German politician (born 1950)

Helmut Brandt (born 24 October 1950) is a German politician, member of the CDU, and Legal Counsel (Justiziar) for the CDU/CSU Parliamentary Group. He has been a member of the Bundestag since 28 June 2005, when he replaced Karl-Josef Laumann, who had been appointed a minister in North Rhine-Westphalia. Brandt, a lawyer by training specialising in criminal law, was mayor of Alsdorf in North Rhine-Westphalia from 1994 to 1999, having been a councillor there since 1978.

== Life and work ==
After completing his Abitur in Herzogenrath, Brandt undertook his mandatory national service before earning a degree in law from the University of Bonn. In Bonn, he became a member of the K.D.St.V. Novesia Bonn, a Catholic fraternity. After completing a training period, he passed the second and final exam to become a lawyer and has, since that time, been active as a lawyer in Alsdorf, practicing criminal law.

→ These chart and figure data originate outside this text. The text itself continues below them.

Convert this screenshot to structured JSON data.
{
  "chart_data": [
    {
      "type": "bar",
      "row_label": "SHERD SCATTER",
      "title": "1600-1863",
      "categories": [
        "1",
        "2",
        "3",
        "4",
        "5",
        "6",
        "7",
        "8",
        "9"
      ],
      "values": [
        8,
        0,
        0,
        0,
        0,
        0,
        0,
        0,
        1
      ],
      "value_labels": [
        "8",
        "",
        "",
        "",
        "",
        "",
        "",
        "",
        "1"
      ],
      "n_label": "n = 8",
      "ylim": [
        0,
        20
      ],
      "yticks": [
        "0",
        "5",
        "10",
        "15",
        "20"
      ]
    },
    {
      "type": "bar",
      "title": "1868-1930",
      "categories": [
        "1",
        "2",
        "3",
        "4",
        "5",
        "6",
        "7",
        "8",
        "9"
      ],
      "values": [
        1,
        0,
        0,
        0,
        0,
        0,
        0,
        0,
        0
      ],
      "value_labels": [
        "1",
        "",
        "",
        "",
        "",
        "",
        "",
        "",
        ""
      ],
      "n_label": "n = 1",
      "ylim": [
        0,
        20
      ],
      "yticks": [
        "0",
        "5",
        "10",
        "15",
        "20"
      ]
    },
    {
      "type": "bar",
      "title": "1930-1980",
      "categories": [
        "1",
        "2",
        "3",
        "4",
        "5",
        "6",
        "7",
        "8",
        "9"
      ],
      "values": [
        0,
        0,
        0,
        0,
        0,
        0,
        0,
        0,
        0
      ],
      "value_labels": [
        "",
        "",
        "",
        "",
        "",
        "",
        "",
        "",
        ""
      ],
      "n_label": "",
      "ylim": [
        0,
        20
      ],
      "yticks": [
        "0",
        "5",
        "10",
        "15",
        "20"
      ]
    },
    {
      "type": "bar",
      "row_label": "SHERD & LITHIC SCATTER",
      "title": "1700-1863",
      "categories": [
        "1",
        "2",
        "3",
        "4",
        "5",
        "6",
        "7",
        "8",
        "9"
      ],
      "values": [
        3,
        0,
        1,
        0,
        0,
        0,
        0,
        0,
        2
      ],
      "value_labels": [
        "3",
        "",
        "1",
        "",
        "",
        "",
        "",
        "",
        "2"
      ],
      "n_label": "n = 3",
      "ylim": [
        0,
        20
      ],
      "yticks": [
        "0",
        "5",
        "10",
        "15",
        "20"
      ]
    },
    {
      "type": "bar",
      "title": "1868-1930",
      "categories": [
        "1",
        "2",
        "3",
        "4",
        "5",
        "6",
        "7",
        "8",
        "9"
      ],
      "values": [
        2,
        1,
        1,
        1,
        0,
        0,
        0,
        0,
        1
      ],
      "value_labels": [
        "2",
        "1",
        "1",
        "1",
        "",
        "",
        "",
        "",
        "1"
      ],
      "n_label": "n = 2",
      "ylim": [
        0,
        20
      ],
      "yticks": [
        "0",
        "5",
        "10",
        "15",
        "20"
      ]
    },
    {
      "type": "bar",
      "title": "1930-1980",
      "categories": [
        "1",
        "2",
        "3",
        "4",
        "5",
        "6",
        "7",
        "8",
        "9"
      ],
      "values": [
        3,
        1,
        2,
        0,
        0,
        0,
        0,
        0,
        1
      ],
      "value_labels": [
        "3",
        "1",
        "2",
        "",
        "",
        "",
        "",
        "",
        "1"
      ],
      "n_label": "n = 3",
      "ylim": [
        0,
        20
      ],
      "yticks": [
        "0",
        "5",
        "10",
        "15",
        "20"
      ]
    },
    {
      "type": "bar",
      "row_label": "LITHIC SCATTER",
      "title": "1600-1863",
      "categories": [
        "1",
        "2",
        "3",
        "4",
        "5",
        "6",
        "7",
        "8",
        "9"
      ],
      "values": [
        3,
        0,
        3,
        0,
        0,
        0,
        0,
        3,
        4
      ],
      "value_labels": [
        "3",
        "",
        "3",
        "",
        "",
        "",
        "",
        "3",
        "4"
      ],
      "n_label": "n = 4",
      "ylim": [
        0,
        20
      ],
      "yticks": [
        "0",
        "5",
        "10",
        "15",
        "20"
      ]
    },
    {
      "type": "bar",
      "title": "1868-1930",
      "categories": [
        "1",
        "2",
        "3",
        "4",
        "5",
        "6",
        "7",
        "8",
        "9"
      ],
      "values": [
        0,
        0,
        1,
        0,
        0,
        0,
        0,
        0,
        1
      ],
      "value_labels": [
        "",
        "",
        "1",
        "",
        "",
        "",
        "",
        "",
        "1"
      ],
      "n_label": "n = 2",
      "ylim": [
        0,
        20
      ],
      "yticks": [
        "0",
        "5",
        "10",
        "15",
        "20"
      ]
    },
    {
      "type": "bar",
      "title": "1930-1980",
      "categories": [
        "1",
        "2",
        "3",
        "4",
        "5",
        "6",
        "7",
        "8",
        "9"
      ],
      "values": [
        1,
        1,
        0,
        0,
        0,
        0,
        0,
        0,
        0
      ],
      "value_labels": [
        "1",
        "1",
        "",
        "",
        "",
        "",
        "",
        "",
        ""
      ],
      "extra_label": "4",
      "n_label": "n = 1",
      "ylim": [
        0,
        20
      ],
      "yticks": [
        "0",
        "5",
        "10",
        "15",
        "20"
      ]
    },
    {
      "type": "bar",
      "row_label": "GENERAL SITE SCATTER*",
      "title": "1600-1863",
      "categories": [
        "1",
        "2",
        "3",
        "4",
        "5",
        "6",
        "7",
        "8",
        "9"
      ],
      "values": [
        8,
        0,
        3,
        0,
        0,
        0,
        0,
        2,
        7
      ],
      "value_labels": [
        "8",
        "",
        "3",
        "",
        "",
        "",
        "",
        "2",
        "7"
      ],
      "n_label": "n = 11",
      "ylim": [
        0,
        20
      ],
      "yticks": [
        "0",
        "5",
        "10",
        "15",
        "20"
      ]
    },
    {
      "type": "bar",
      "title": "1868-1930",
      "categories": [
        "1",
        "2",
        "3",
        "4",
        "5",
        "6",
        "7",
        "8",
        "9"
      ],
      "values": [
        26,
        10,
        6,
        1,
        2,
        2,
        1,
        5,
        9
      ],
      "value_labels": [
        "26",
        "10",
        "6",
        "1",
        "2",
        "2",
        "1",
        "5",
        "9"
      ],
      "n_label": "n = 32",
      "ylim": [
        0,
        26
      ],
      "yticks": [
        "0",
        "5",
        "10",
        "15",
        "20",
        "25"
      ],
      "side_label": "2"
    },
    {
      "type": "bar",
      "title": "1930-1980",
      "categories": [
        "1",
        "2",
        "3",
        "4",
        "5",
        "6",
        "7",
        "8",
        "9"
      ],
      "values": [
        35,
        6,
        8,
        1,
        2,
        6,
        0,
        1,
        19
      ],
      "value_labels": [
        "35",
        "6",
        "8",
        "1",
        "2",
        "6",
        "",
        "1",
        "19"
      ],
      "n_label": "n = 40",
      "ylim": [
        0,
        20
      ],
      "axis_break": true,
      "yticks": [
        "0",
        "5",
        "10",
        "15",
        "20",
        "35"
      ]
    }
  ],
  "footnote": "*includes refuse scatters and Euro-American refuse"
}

Helmut Brandt is married and has two children.

== Party ==
Brandt has belonged to the CDU since 1969 and is currently the Deputy Chairman of the CDU district association Aachen.

== Public office ==
Helmut Brandt belonged to the city council of Alsdorf from 1978 to 1994, where he was the local chairperson of the CDU until 1994. Helmut Brandt was mayor of Alsdorf from 1994 until 1999. Since 1999, he has been a member of the district council in the area surrounding Aachen. On 28 June 2005 Brandt took over Karl-Josepf Laumann's place in the German Parliament. He is a member of the Home Affairs Committee in the German Parliament, which deals with immigration, national security, and public service. After the federal elections of 2005, Helmut Brandt entered Parliament through the North Rhine-Westphalia party lists. In the 2009 federal elections, he won a seat for the Aachen II constituency (which includes the communities around Aachen, but not the city itself) with 40.2 percent of the primary vote. In the 2013 federal elections, Helmut Brandt defended his seat with 45.6 percent of the primary vote.